It always been an odd state to me. It is stagnant in population while other states in the region like Texas , Arizona, Colorado , Nevada and Utah are booming.

It has the same climate as a place like Arizona which has a huge retiree population and a booming Hispanic population.

So why aren't people moving there ?
Click on this link:

Arizona and New Mexico population

Then uncheck the Arizona box, and see how much faster New Mexico grew when not compared with Arizona.   Then check Montana.   And Idaho.

Albuquerque is 3900 feet, so would a bit of an altitude problem for retirees.  And that it actually had a population, meant it could not be totally remade into a retirement paradise like Phoenix which was just miles of cotton farms.


As your link reveals, NM benefited from the post war population increase largely fueled by Los Alamos and to a greater extent Sandia. Since 1970 both NM and ID have slightly more than doubled while MT has grown at half that rate, and perhaps investment in federal labs in ID has had a hand in that as in NM.

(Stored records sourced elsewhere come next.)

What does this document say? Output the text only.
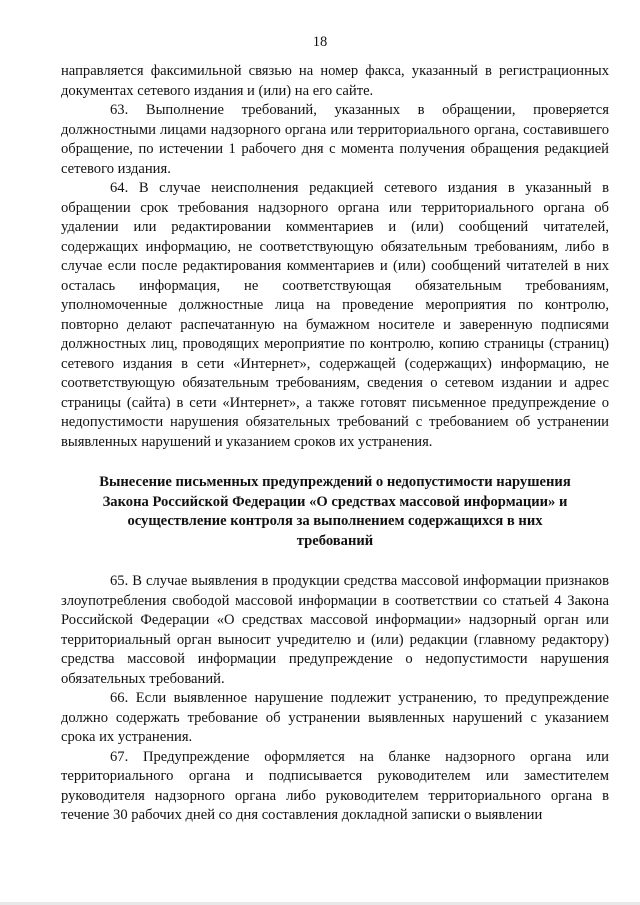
18

направляется факсимильной связью на номер факса, указанный в регистрационных документах сетевого издания и (или) на его сайте.

63. Выполнение требований, указанных в обращении, проверяется должностными лицами надзорного органа или территориального органа, составившего обращение, по истечении 1 рабочего дня с момента получения обращения редакцией сетевого издания.

64. В случае неисполнения редакцией сетевого издания в указанный в обращении срок требования надзорного органа или территориального органа об удалении или редактировании комментариев и (или) сообщений читателей, содержащих информацию, не соответствующую обязательным требованиям, либо в случае если после редактирования комментариев и (или) сообщений читателей в них осталась информация, не соответствующая обязательным требованиям, уполномоченные должностные лица на проведение мероприятия по контролю, повторно делают распечатанную на бумажном носителе и заверенную подписями должностных лиц, проводящих мероприятие по контролю, копию страницы (страниц) сетевого издания в сети «Интернет», содержащей (содержащих) информацию, не соответствующую обязательным требованиям, сведения о сетевом издании и адрес страницы (сайта) в сети «Интернет», а также готовят письменное предупреждение о недопустимости нарушения обязательных требований с требованием об устранении выявленных нарушений и указанием сроков их устранения.

Вынесение письменных предупреждений о недопустимости нарушения Закона Российской Федерации «О средствах массовой информации» и осуществление контроля за выполнением содержащихся в них требований

65. В случае выявления в продукции средства массовой информации признаков злоупотребления свободой массовой информации в соответствии со статьей 4 Закона Российской Федерации «О средствах массовой информации» надзорный орган или территориальный орган выносит учредителю и (или) редакции (главному редактору) средства массовой информации предупреждение о недопустимости нарушения обязательных требований.

66. Если выявленное нарушение подлежит устранению, то предупреждение должно содержать требование об устранении выявленных нарушений с указанием срока их устранения.

67. Предупреждение оформляется на бланке надзорного органа или территориального органа и подписывается руководителем или заместителем руководителя надзорного органа либо руководителем территориального органа в течение 30 рабочих дней со дня составления докладной записки о выявлении
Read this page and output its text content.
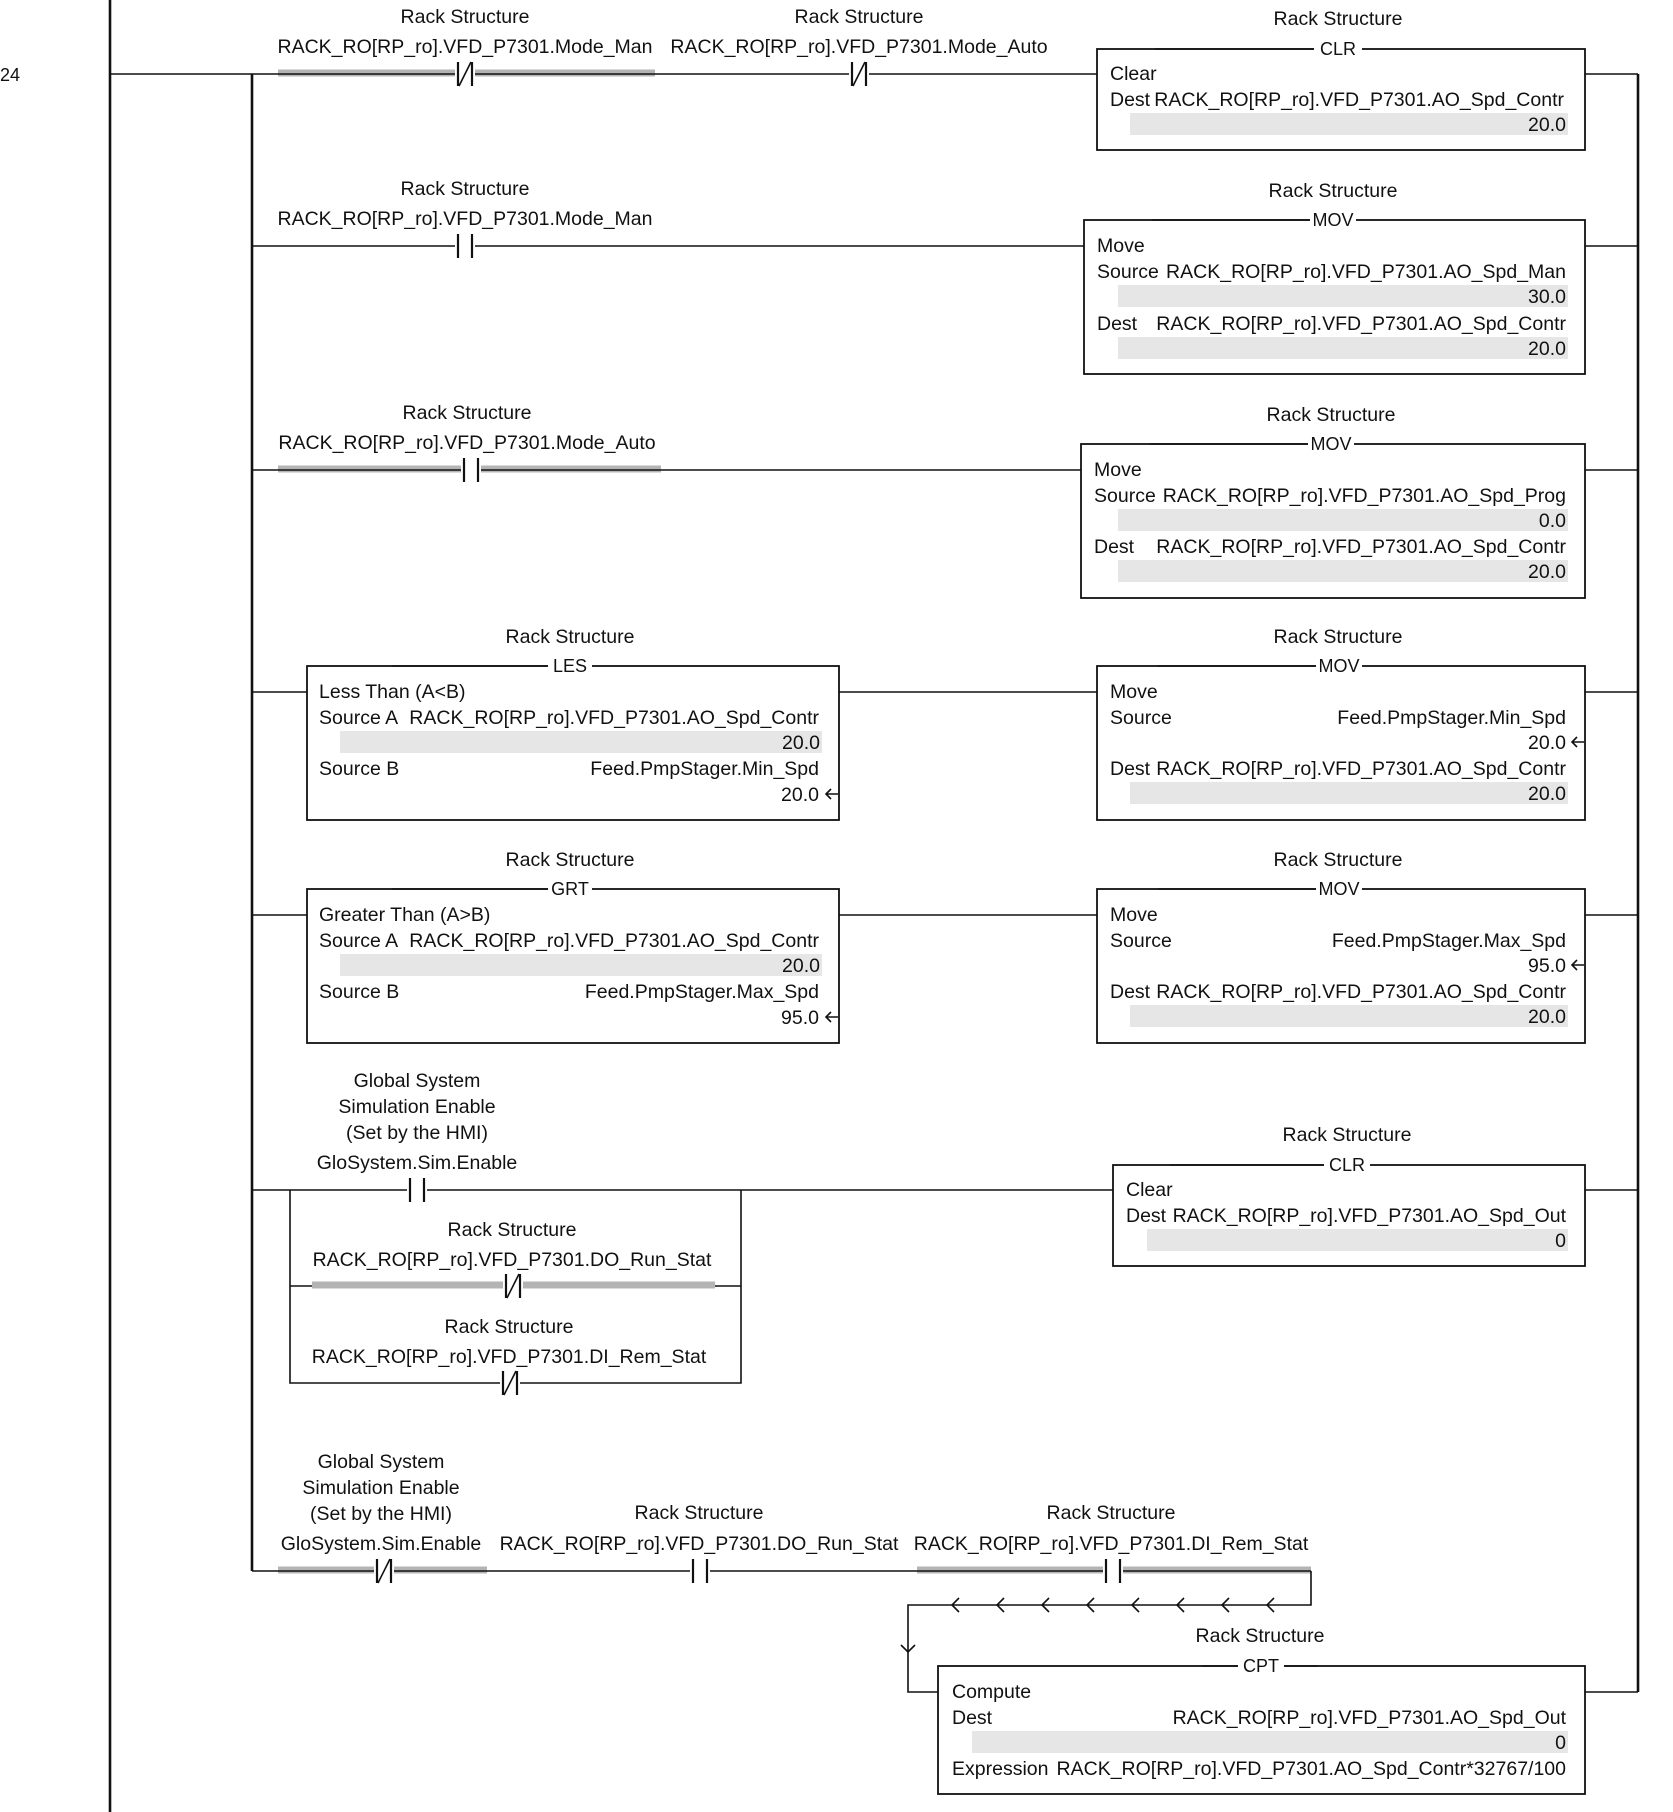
24
Rack Structure
RACK_RO[RP_ro].VFD_P7301.Mode_Man
Rack Structure
RACK_RO[RP_ro].VFD_P7301.Mode_Auto
Rack Structure
CLR
Clear
Dest RACK_RO[RP_ro].VFD_P7301.AO_Spd_Contr
20.0
Rack Structure
RACK_RO[RP_ro].VFD_P7301.Mode_Man
Rack Structure
MOV
Move
Source RACK_RO[RP_ro].VFD_P7301.AO_Spd_Man
30.0
Dest RACK_RO[RP_ro].VFD_P7301.AO_Spd_Contr
20.0
Rack Structure
RACK_RO[RP_ro].VFD_P7301.Mode_Auto
Rack Structure
MOV
Move
Source RACK_RO[RP_ro].VFD_P7301.AO_Spd_Prog
0.0
Dest RACK_RO[RP_ro].VFD_P7301.AO_Spd_Contr
20.0
Rack Structure
LES
Less Than (A<B)
Source A RACK_RO[RP_ro].VFD_P7301.AO_Spd_Contr
20.0
Source B	Feed.PmpStager.Min_Spd
20.0
Rack Structure
MOV
Move
Source	Feed.PmpStager.Min_Spd
20.0
Dest RACK_RO[RP_ro].VFD_P7301.AO_Spd_Contr
20.0
Rack Structure
GRT
Greater Than (A>B)
Source A RACK_RO[RP_ro].VFD_P7301.AO_Spd_Contr
20.0
Source B	Feed.PmpStager.Max_Spd
95.0
Rack Structure
MOV
Move
Source	Feed.PmpStager.Max_Spd
95.0
Dest RACK_RO[RP_ro].VFD_P7301.AO_Spd_Contr
20.0
Global System
Simulation Enable
(Set by the HMI)
GloSystem.Sim.Enable
Rack Structure
RACK_RO[RP_ro].VFD_P7301.DO_Run_Stat
Rack Structure
RACK_RO[RP_ro].VFD_P7301.DI_Rem_Stat
Rack Structure
CLR
Clear
Dest RACK_RO[RP_ro].VFD_P7301.AO_Spd_Out
0
Global System
Simulation Enable
(Set by the HMI)
GloSystem.Sim.Enable
Rack Structure
RACK_RO[RP_ro].VFD_P7301.DO_Run_Stat
Rack Structure
RACK_RO[RP_ro].VFD_P7301.DI_Rem_Stat
Rack Structure
CPT
Compute
Dest	RACK_RO[RP_ro].VFD_P7301.AO_Spd_Out
0
Expression RACK_RO[RP_ro].VFD_P7301.AO_Spd_Contr*32767/100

I have found Albuquerque a fine city to visit on my two trips there in the last 15 years. I would think it might have some of the same attraction to emigrants as Front Range cities like Colorado Springs and Pueblo.

Does Pueblo really attract that many outsiders? I thought it was sort of rust belt in the rockies type place.

That's true to some extent in that the city has been stagnant since the 80's. However the surrounding area (such as Pueblo West) has contributed to double digit growth for the county in each of the last two decades.